By Takaya Yamaguchi and Leika Kihara
TOKYO (Reuters) -Core consumer inflation in Japan’s capital beat expectations in April and an index stripping away fuel costs rose at the fastest pace in four decades, highlighting the challenge new the central bank chief faces in keeping ultra-low interest rates.
The data comes hours before the Bank of Japan’s policy meeting that concludes on Friday, where the board is likely to produce new inflation forecasts that could offer clues on how soon the central bank could phase out its massive stimulus.
The core consumer price index (CPI), which excludes volatile fresh food but includes fuel costs, for Tokyo rose 3.5% in April from a year earlier, government data showed on Friday, faster than a median market for a 3.2% rise and well above the BOJ’s 2% target. It accelerated from a 3.2% increase in March.
The core-core CPI, which strips away both fresh food and fuel costs, rose 3.8% in April from a year earlier, pacing up from a 3.4% gain in March, the data showed.
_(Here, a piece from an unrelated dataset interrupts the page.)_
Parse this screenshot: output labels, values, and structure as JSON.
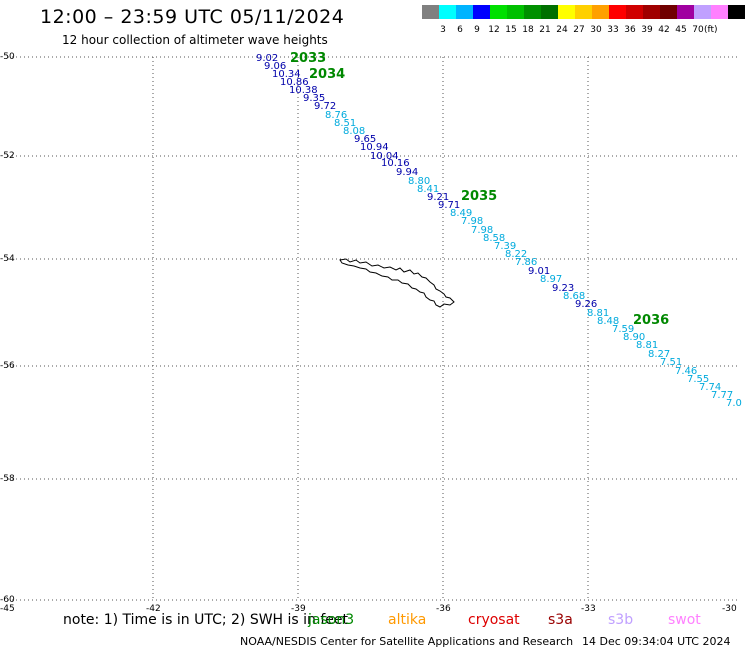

The core-core index, which is closely watched by the BOJ in gauging trend inflation, rose at the fastest annual pace since April 1982, when it rose 4.2%.
The rise in the Tokyo’s inflation, which is seen as a leading indicator of nationwide trends, may cast doubt on the BOJ’s view that the recent cost-driven price rises are temporary, some analysts say.
Separate data released on Friday showed Japan’s factory output rose 0.8% in March from the previous month, exceeding market forecasts for a 0.5% gain.
Manufacturers surveyed by the government expect industrial production to rise 4.1% in April and by 2.0% in May, a sign auto output is recovering from disruptions caused by supply constraints.
Japan’s economy is finally recovering from the scars of the COVID-19 pandemic, though risks of a global slowdown and rising food prices hang over the outlook for exports and consumption.
With inflation already exceeding its target, markets are rife with speculation the BOJ could soon phase out ultra-loose monetary policy under new governor Kazuo Ueda.
Markets, however, widely expect the BOJ to keep monetary settings unchanged at Friday’s policy meeting as it awaits more clarity on whether recent wage increases will become durable enough to keep inflation sustainably around its target.